PSU PRMMT - Processo Seletivo Unificado de Residência Médica do MT — Prova 2024

Enunciado

Gestante de 37 semanas, dá entrada no setor de emergência em ambulância do SAMU, após ter sido espancada pelo marido. Na admissão apresenta sinais de choque hipovolêmico, útero hipertônico e BCF 106 bpm. A paciente é encaminhada para parto cesariano imediatamente, sendo detectado volumoso coágulo retroplacentário. No pósoperatório ela evolui com sinais de coagulação intravascular disseminada, mas com medidas de suporte intensivo, mãe e filho sobrevivem. No 5° dia após o parto, a equipe percebe outra complicação ao observar agalactia materna. Considerando a principal hipótese diagnóstica, que outras manifestações poderão ser encontradas?

Alternativas

  1. A) Insuficiência adrenal, diabetes mellitus e hipertireoidismo.
  2. B) Amenorreia, insuficiência da suprarrenal e hipotireoidismo.
  3. C) Falência ovariana precoce, diabetes mellitus e hipoparatireodismo.
  4. D) Sangramento uterino anormal, insuficiência ovariana e Síndrome de Cushing.

Pérola Clínica

Agalactia pós-parto + choque hipovolêmico prévio → Síndrome de Sheehan = pan-hipopituitarismo (amenorreia, hipotireoidismo, insuficiência adrenal).

Resumo-Chave

A Síndrome de Sheehan é causada por necrose isquêmica da hipófise anterior devido a choque hipovolêmico grave no parto. A agalactia é um dos primeiros sinais, seguida por deficiências hormonais como amenorreia, hipotireoidismo e insuficiência adrenal secundária.

Contexto Educacional

A Síndrome de Sheehan é uma condição rara, mas grave, de hipopituitarismo causada por necrose isquêmica da hipófise anterior, geralmente após hemorragia pós-parto grave e choque hipovolêmico. Durante a gravidez, a hipófise aumenta de tamanho e vascularização, tornando-a mais suscetível a danos isquêmicos. O caso descreve uma gestante com choque hipovolêmico após espancamento, culminando em parto cesariano e volumoso coágulo retroplacentário, seguido por agalactia. A agalactia (incapacidade de produzir leite) é um dos primeiros e mais característicos sinais da deficiência de prolactina, indicando dano hipofisário. Com o tempo, outras deficiências hormonais se manifestam, levando a um quadro de pan-hipopituitarismo. As manifestações incluem amenorreia (deficiência de gonadotrofinas), insuficiência adrenal secundária (deficiência de ACTH, levando à fadiga, fraqueza, hipotensão) e hipotireoidismo secundário (deficiência de TSH, causando bradicardia, intolerância ao frio, ganho de peso). O diabetes mellitus e o hipertireoidismo não são manifestações diretas da Síndrome de Sheehan, que é uma condição de hipofunção glandular.

Perguntas Frequentes

Qual a fisiopatologia da Síndrome de Sheehan?

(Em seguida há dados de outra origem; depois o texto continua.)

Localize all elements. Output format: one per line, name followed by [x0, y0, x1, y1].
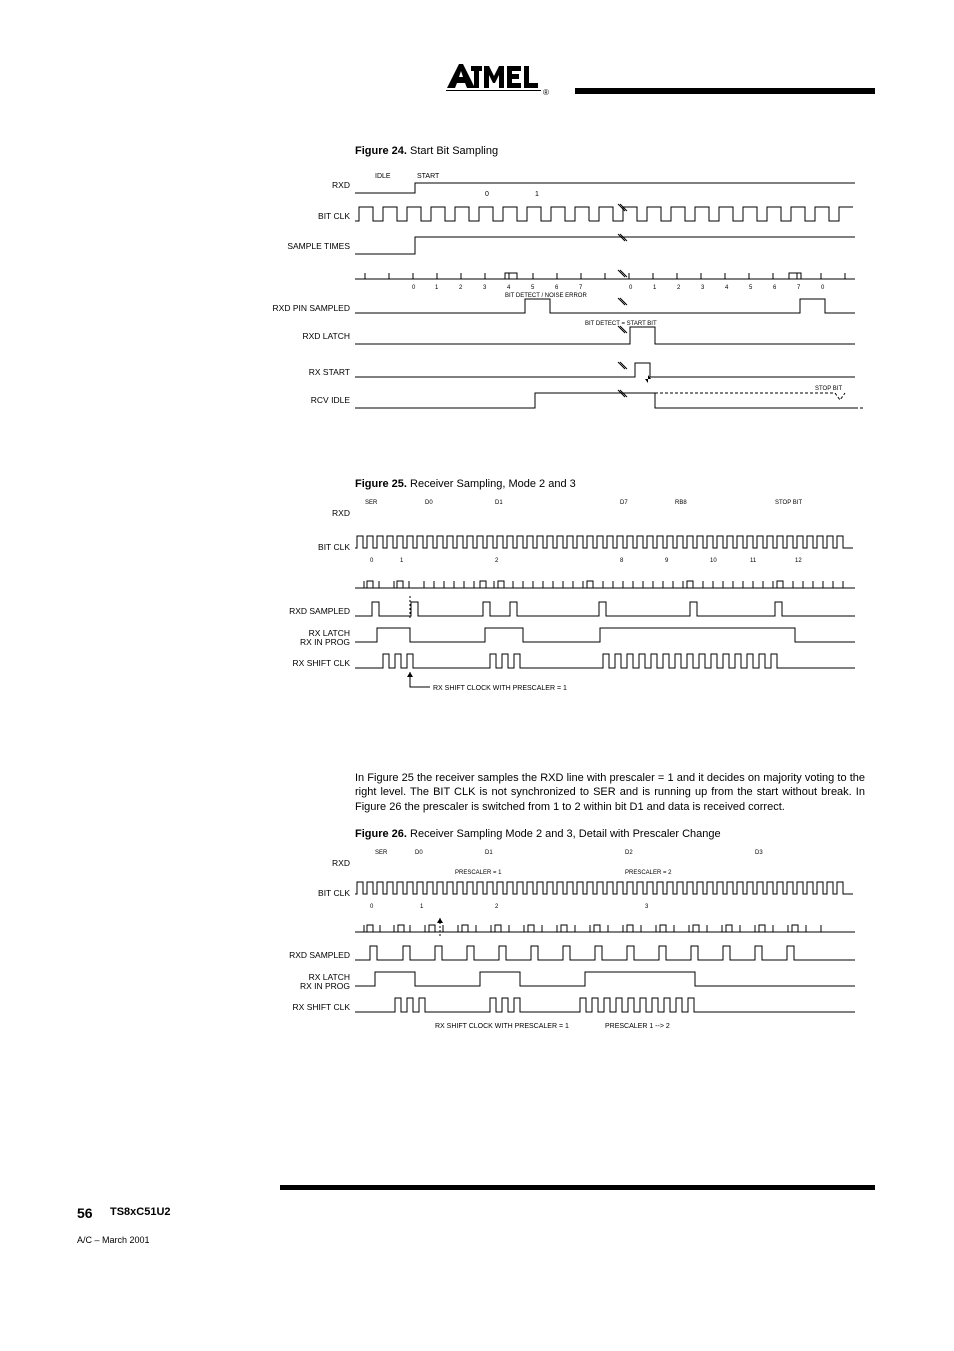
fig26-caption: Figure 26. Receiver Sampling Mode 2 and … — [355, 828, 875, 840]
svg-text:D3: D3 — [755, 850, 763, 856]
fig25-rxdsampled-label: RXD SAMPLED — [230, 607, 350, 616]
svg-text:SER: SER — [375, 850, 388, 856]
svg-text:10: 10 — [710, 558, 717, 564]
svg-text:RX SHIFT CLOCK WITH PRESCALER: RX SHIFT CLOCK WITH PRESCALER = 1 — [435, 1023, 569, 1030]
svg-text:8: 8 — [620, 558, 624, 564]
fig24-start: START — [417, 173, 440, 180]
body-paragraph: In Figure 25 the receiver samples the RX… — [355, 771, 865, 814]
svg-text:2: 2 — [495, 558, 499, 564]
fig25-rxd-label: RXD — [230, 509, 350, 518]
fig24-rxstart-label: RX START — [230, 368, 350, 377]
registered-mark: ® — [543, 88, 549, 97]
fig26-bitclk-label: BIT CLK — [230, 889, 350, 898]
fig24-stopbit: STOP BIT — [815, 386, 842, 392]
svg-text:D1: D1 — [495, 500, 503, 506]
fig24-diagram: RXD IDLE START 0 1 BIT CLK — [355, 163, 875, 453]
svg-text:12: 12 — [795, 558, 802, 564]
fig25-caption: Figure 25. Receiver Sampling, Mode 2 and… — [355, 478, 875, 490]
fig26-diagram: RXD SER D0 D1 D2 D3 PRESCALER = 1 PRESCA… — [355, 846, 875, 1096]
footer-doc: TS8xC51U2 — [110, 1206, 171, 1218]
fig26-rxdsampled-label: RXD SAMPLED — [230, 951, 350, 960]
fig25-note: RX SHIFT CLOCK WITH PRESCALER = 1 — [433, 685, 567, 692]
svg-text:11: 11 — [750, 558, 757, 564]
figure-25: Figure 25. Receiver Sampling, Mode 2 and… — [75, 478, 875, 746]
svg-text:2: 2 — [495, 904, 499, 910]
fig25-rxshift-label: RX SHIFT CLK — [230, 659, 350, 668]
svg-text:3: 3 — [645, 904, 649, 910]
svg-text:0: 0 — [370, 904, 374, 910]
svg-text:9: 9 — [665, 558, 669, 564]
fig25-diagram: RXD SER D0 D1 D7 RB8 STOP BIT BIT CLK — [355, 496, 875, 746]
svg-text:STOP BIT: STOP BIT — [775, 500, 802, 506]
fig24-caption: Figure 24. Start Bit Sampling — [355, 145, 875, 157]
fig24-rxdsampled-label: RXD PIN SAMPLED — [230, 304, 350, 313]
fig25-bitclk-label: BIT CLK — [230, 543, 350, 552]
fig24-bitdetect: BIT DETECT / NOISE ERROR — [505, 293, 587, 299]
fig24-idle: IDLE — [375, 173, 391, 180]
fig24-bitclk-label: BIT CLK — [230, 212, 350, 221]
fig26-rxlatch-label: RX LATCHRX IN PROG — [230, 973, 350, 992]
fig24-rxdlatch-label: RXD LATCH — [230, 332, 350, 341]
page-number: 56 — [77, 1205, 93, 1221]
atmel-logo — [445, 60, 545, 92]
footer-rev: A/C – March 2001 — [77, 1235, 150, 1245]
footer-rule — [280, 1185, 875, 1190]
svg-text:RB8: RB8 — [675, 500, 687, 506]
svg-text:D1: D1 — [485, 850, 493, 856]
svg-text:D2: D2 — [625, 850, 633, 856]
svg-text:PRESCALER 1 --> 2: PRESCALER 1 --> 2 — [605, 1023, 670, 1030]
fig25-rxlatch-label: RX LATCHRX IN PROG — [230, 629, 350, 648]
figure-24: Figure 24. Start Bit Sampling RXD IDLE S… — [75, 145, 875, 453]
fig24-sampletimes-label: SAMPLE TIMES — [230, 242, 350, 251]
svg-text:SER: SER — [365, 500, 378, 506]
svg-text:1: 1 — [400, 558, 404, 564]
svg-text:D0: D0 — [425, 500, 433, 506]
svg-text:D7: D7 — [620, 500, 628, 506]
header-rule — [575, 88, 875, 94]
svg-text:1: 1 — [420, 904, 424, 910]
svg-text:D0: D0 — [415, 850, 423, 856]
page-header: ® — [75, 60, 875, 115]
svg-text:0: 0 — [370, 558, 374, 564]
fig26-rxd-label: RXD — [230, 859, 350, 868]
figure-26: Figure 26. Receiver Sampling Mode 2 and … — [75, 828, 875, 1096]
fig26-rxshift-label: RX SHIFT CLK — [230, 1003, 350, 1012]
fig24-rcvidle-label: RCV IDLE — [230, 396, 350, 405]
svg-text:0: 0 — [485, 191, 489, 198]
svg-text:1: 1 — [535, 191, 539, 198]
fig24-rxd-label: RXD — [230, 181, 350, 190]
fig24-startbit: BIT DETECT = START BIT — [585, 321, 657, 327]
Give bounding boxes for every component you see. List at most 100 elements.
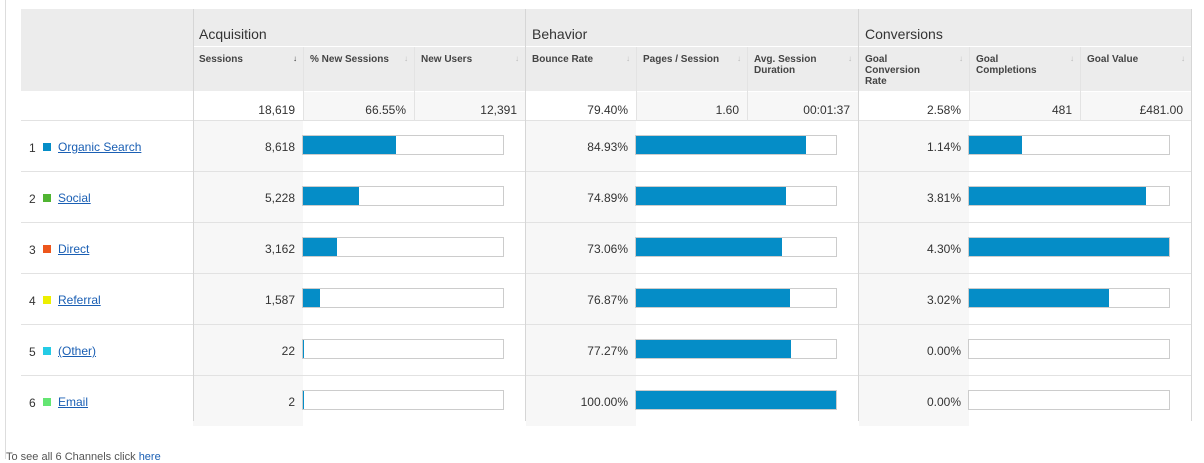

Durante a gravidez, a hipófise aumenta de tamanho, tornando-a mais vulnerável à isquemia. Um choque hipovolêmico grave no parto pode causar necrose isquêmica da hipófise anterior, levando à deficiência de múltiplos hormônios.

Quais são as manifestações clínicas mais comuns da Síndrome de Sheehan?

As manifestações incluem agalactia (incapacidade de produzir leite), amenorreia pós-parto, fadiga, perda de pelos pubianos e axilares, hipotireoidismo (secundário) e insuficiência adrenal (secundária).

Como é feito o diagnóstico e tratamento da Síndrome de Sheehan?

O diagnóstico é clínico e laboratorial (avaliação dos níveis hormonais hipofisários e dos órgãos-alvo), complementado por imagem da hipófise. O tratamento consiste na reposição hormonal das deficiências identificadas.